Wednesday, April 21, 2010

I'm trying really hard to Bee the Best Bee I can Bee, but I'm less like one of those small, fast Bees and more like a big ol' honey bee that just drifts around without accomplishing anything at all. This school sucks the energy out of me. I've got nothing to offer. Getting out of bed is such a chore.

We went to New Orleans this weekend. We had to wake up at 3 am in order to make it there before noon, and I drove all the way because guest don't drive. That would be rude.
Anyways, it was Michael and I, and we both hit our peak at about 10 am, so everything after that just got a little crazy. I was scared that when we walked into UNO we'd still be cackling and screeching "WANNA PLAY CHECKERSSSSSSS????" But, thankfully, we pulled it together long enough to give the impression of very mature young people.

I don't want to be mature.
I just want to be young.

I hate when people say that they're mature for their age. I feel like they're selling their childhood. They're letting go of a limited time offer.

I wish everyone acted their ages 24/7. I wish it was something we couldn't fight against. I wish being old and wrinkly was acceptable, that we didn't have surgies and creams to stop you from aging.
I want to be old and wrinkly. I want to be crazy as hell at whatever age it is allowed.
I want to have a million greatdanes running around my house, so that all the mothers in the neighborhood bring their toddlers over to "ride" the dogs, and then sit in the fron yard with me and tell me what an inspiration to the community I am.
I want to be an inspiration to the community.

I want to own a coffee shop someday. I want to wake up at 4 am every morning except Sunday, when we won't open until noon, so that I can start making coffee at 5 and be serving by 6. And eventually I'll hire someone to run the coffee shop downstairs and I will do yoga classes upstairs and make $10 a person.

I hate when people put the dollar sign behind the numeral amount.
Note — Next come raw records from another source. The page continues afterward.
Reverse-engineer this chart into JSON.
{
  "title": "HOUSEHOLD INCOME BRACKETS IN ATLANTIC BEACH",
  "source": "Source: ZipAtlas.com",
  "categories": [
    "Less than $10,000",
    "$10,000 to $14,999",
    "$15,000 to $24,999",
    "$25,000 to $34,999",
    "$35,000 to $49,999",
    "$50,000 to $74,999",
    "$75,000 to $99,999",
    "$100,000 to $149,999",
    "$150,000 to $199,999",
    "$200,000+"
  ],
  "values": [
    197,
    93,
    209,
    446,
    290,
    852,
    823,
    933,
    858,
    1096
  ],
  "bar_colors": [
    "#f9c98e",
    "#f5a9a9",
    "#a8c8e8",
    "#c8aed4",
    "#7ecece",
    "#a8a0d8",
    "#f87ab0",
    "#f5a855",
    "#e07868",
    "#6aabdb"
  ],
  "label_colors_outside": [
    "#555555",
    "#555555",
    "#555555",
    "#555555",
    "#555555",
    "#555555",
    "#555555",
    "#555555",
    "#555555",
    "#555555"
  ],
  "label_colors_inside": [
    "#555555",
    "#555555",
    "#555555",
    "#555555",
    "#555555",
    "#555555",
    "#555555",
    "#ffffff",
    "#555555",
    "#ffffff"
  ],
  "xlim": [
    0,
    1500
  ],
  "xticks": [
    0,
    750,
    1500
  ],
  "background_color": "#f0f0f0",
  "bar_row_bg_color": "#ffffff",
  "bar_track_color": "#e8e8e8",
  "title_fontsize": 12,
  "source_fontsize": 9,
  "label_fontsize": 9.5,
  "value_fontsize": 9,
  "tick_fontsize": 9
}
When they type money they way they would say it. Seeing 10$ grinds my gears.

My coffee shop will not make much money. We will make just enough to pay the bills and to put some into a savings account. I will take all of those savings and buy a Texas ranch house, sitting on a couple of acres and a fenced in yard. And then I'll get a bunch of dogs and be an inspiration to the neighborhood.